2025 was a banner year for nuclear energy stocks, and it should be no wonder why. Nuclear power is likely the best solution to powering the data centers required for the rollout of artificial intelligence (AI). And Centrus Energy's (LEU +8.13%) stock performance is a testament to last year's run-up in nuclear. It ended 2025 up 264% and is up another 26% to start this year.
According to the International Energy Agency (IEA), data centers already consume around 1.5% of all the electricity produced globally, and that has grown at a rate of 12% per year over the last five years.And, in the IEA's base-case estimate, data center energy demand is set to grow to 3% of global electricity by 2030, double what it is today.
To meet that demand, the U.S. Department of Energy is planning on tripling America's nuclear energy production by the middle of the century.
Interestingly enough, northern Virginia, the epicenter of America's data center construction boom, is right in Centrus Energy's backyard.

NYSE: LEU
Key Data Points
How does nuclear energy work?
Bethesda-based Centrus Energy is America's top nuclear fuel refining company. Nuclear energy isn't as simple as coal; you can't just pull the uranium out of the ground and burn it to unlock its energy potential.
Uranium needs to be refined into usable fuel. In nature, 99% of all uranium is the U-238 isotope with 146 neutrons. It is radioactive, but it's not particularly reactive. Unless it's paired with plutonium in some specialized reactors, it can't be used for power generation.
Centrus takes the raw U-238 pulled out of the ground by uranium miners and turns it into U-235 by stripping off three neutrons to give it a total of 143. That makes it into the fissile (capable of being split by neutron bombardment) uranium we use in reactors.
Image source: Getty Images.
It's a complicated process, one which Centrus has refined at its production facility in Oak Ridge, Tennessee. Coincidentally, that's also where the uranium and plutonium for the Manhattan Project were created.
That facility is absolutely critical to America's energy independence.
When the U.S. shut down its last Cold-War-era enrichment plants in 2013, it was left without any domestic industrial-scale uranium enrichment capacity. But in 2015, the Department of Energy reported that Centrus' AC100 centrifuge was the most advanced and lowest-risk option to meet the nation's long-term needs.
In the nearly 11 years that followed, Centrus took that ball and ran. In 2025, the company went on an incredible bull run, shooting from just below $70 per share to a peak of $436 in October before pulling back. Over the past 12 months, the stock is up 315%. So, after its late-2025 retreat, is now the time to buy Centrus or has it reached its growth potential?
Let's take a look at its financial data, and I'll let you be the judge of that.

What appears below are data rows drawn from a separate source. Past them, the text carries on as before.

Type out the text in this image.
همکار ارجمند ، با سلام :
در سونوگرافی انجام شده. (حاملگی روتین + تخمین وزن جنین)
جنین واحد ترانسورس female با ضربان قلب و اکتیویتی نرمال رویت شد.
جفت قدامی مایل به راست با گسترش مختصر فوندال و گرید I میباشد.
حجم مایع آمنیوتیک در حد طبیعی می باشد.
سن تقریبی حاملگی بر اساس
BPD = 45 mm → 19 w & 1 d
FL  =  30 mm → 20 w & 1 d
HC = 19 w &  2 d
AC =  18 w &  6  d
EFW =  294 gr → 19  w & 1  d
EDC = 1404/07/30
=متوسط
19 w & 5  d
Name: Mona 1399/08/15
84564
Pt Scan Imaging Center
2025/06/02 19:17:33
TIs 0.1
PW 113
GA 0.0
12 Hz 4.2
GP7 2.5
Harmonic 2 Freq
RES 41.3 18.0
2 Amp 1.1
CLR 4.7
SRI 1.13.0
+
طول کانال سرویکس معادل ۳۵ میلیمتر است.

Consistent revenue growth makes this stock attractive
For Q3 2025, Centrus recorded total revenue of $74.9 million, up 30% over Q3 2024. For the first nine months of 2025, revenue totaled $302.5 million, up just 4.1% over the first nine months of 2024. However, the company's operating income leapt from $2.9 million after the first nine months of 2024 to $37.4 million after the first nine months of 2025, an increase of 1,189.6%.
Over the past three years, Centrus has grown its revenue quickly but steadily at a 20% compound annual growth rate. And I foresee that growth continuing as the government has banned the import of Russian uranium following Russia's invasion of Ukraine. Those imports used to make up 24% of America's utility enrichment purchases. That's a gap Centrus is helping to fill, and it creates a secular tailwind for the company.
Regardless of any future domestic nuclear expansion, this country still generates about 20% of its electricity from nuclear plants. So, whether it comes from Russia or from Tennessee, the uranium must flow.
Speaking of growth, Centrus projects 40% growth in nuclear energy over the next 30 years, regardless, even without any new climate legislation. That Department of Energy goal of tripling American nuclear production by 2050 would get the U.S. close to net-zero emissions. That's also something Centrus has factored into its math.
The company also grew its cash reserves considerably, from $671.4 million at the end of 2024 to $1.63 billion as of Sept. 30, 2025. That means Centrus could pay off the entirety of its $1.21 billion in most recent quarter (MRQ) debt in one go and have $400 million left over.
Centrus was founded back in 1998, but this is a company whose moment has come, and it is doggedly pursuing the opportunity laid out before it. Especially after the pullback in late 2025, Centrus is looking mighty attractive at the moment.